Technology companies usually spend a lot of time trying to persuade customers that a subscription is worth the money. ChatGPT has stumbled into a very different problem. A growing number of users are looking at the price and wondering whether they’re somehow getting away with something.
The question has become harder to dismiss as ChatGPT has evolved. The $20-a-month ChatGPT Plus and $200-a-month ChatGPT Pro subscription prices haven’t changed since OpenAI announced them. Yet ChatGPT is much more powerful, with many more features, even if it still has plenty of built-in wrinkles and limits. Nonetheless, questioning its value has become more common as the chatbot has expanded from being an impressive novelty into something people use every day.
That combination of expanding capabilities and stable pricing has led many users to ask whether ChatGPT costs less than it should. It’s been an issue from the beginning, with OpenAI CEO Sam Altman complaining that ChatGPT Pro loses money for the company due to its popularity a year and a half ago:
insane thing: we are currently losing money on openai pro subscriptions!people use it much more than we expected.January 6, 2025
It isn’t unusual for a product to cost more to provide than customers realize. What’s unusual is when customers start noticing the gap themselves.
AI might be especially vulnerable to that dynamic as AI systems require enormous computing resources. Every response is powered by vast networks of specialized hardware operating in data centers that consume significant amounts of electricity. Those costs add up quickly, particularly when millions of people use the service every day.
Some estimates indicate that power users could theoretically consume thousands of dollars’ worth of compute resources a month, while paying only a fraction of that amount in subscription fees. Meanwhile, AI companies continue investing enormous sums in data centers, hardware, and electricity.
Short-term splurge
Part of the reason the debate has gained traction is that AI is not cheap to run. Every response generated by ChatGPT relies on huge amounts of computing power, specialized hardware, and data center infrastructure. Those systems consume enormous quantities of electricity, and the bills only grow larger as usage increases.
AI models generate ongoing expenses every time someone submits a prompt. Millions of users asking questions each day creates a very different economic equation than most subscription services have to manage.
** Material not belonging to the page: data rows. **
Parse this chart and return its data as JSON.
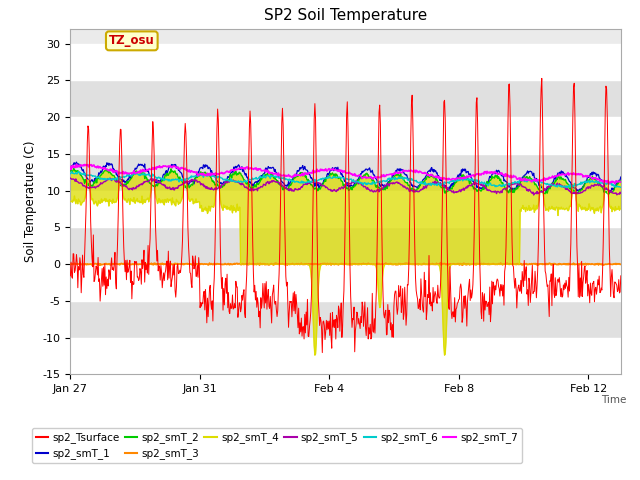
{
  "title": "SP2 Soil Temperature",
  "xlabel": "Time",
  "ylabel": "Soil Temperature (C)",
  "ylim": [
    -15,
    32
  ],
  "yticks": [
    -15,
    -10,
    -5,
    0,
    5,
    10,
    15,
    20,
    25,
    30
  ],
  "background_color": "#ffffff",
  "plot_bg_color": "#ebebeb",
  "band_color_light": "#ffffff",
  "band_color_dark": "#e0e0e0",
  "annotation_text": "TZ_osu",
  "annotation_color": "#cc0000",
  "annotation_bg": "#ffffcc",
  "annotation_border": "#ccaa00",
  "series_colors": {
    "sp2_Tsurface": "#ff0000",
    "sp2_smT_1": "#0000cc",
    "sp2_smT_2": "#00cc00",
    "sp2_smT_3": "#ff8800",
    "sp2_smT_4": "#dddd00",
    "sp2_smT_5": "#aa00aa",
    "sp2_smT_6": "#00cccc",
    "sp2_smT_7": "#ff00ff"
  },
  "xtick_labels": [
    "Jan 27",
    "Jan 31",
    "Feb 4",
    "Feb 8",
    "Feb 12"
  ],
  "xtick_days": [
    0,
    4,
    8,
    12,
    16
  ]
}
Heavy ChatGPT users could therefore eat up far more computing resources than they are paying for at market price. At the same time, AI companies continue pouring billions of dollars into new data centers, cutting-edge hardware, and future model development. That reality has led some users to believe today’s prices are less about profitability and more about securing market share while the AI industry is still taking shape.
“All investment and business strategies are still operating on the “old rules” which have yet to be replaced because AI has yet to completely up end the global order. They all know we’re hurtling towards a cliff, but the off ramp isn’t visible yet, and they all assume it will magically appear before they run out of road,” one Reddit user speculated. “The only logical way to “win the game” then is to keep speeding along so that you’re the first one onto the off ramp. And nobody wants to be left behind so…”
Underpriced AI
ChatGPT occupies a rare position in the technology industry, seeming like a good bargain amid a growing chorus of complaints that technology and related services are actually getting worse every year. Many ChatGPT users genuinely feel they are getting more value from the service today than they did a year ago, despite paying the same monthly fee. And some think the question of underpricing ignores the bigger picture of how AI models are produced.
“People calculate their usage using public API prices and assume Anthropic or OpenAI lost that amount on them. But API pricing is not the company’s actual internal cost. It already includes profit margin, and we have no idea what their real cost is after caching, batching and infrastructure optimizations,” another Reddit user pointed out. “I also believe the released models themselves are profitable. The companies still report losses because they are spending billions on training the next models, buying hardware and expanding infrastructure. So while GPT-5.4 is generating profit, they may be spending all of that money and more on GPT-5.5.
For most people, the argument that ChatGPT is underpriced is actually pretty simple. They are not studying OpenAI’s balance sheet or calculating data center costs. They are looking at their own habits and realizing they use the chatbot far more often than they ever expected.
That helps explain why the conversation keeps coming up. People complain all the time when a product gets more expensive. They almost never complain that something feels too cheap. Whether ChatGPT is actually underpriced is a question OpenAI will have to answer eventually. For now, many users seem to have reached their own conclusion. They are paying the same price they paid months or even years ago, but they feel like they are getting a lot more in return.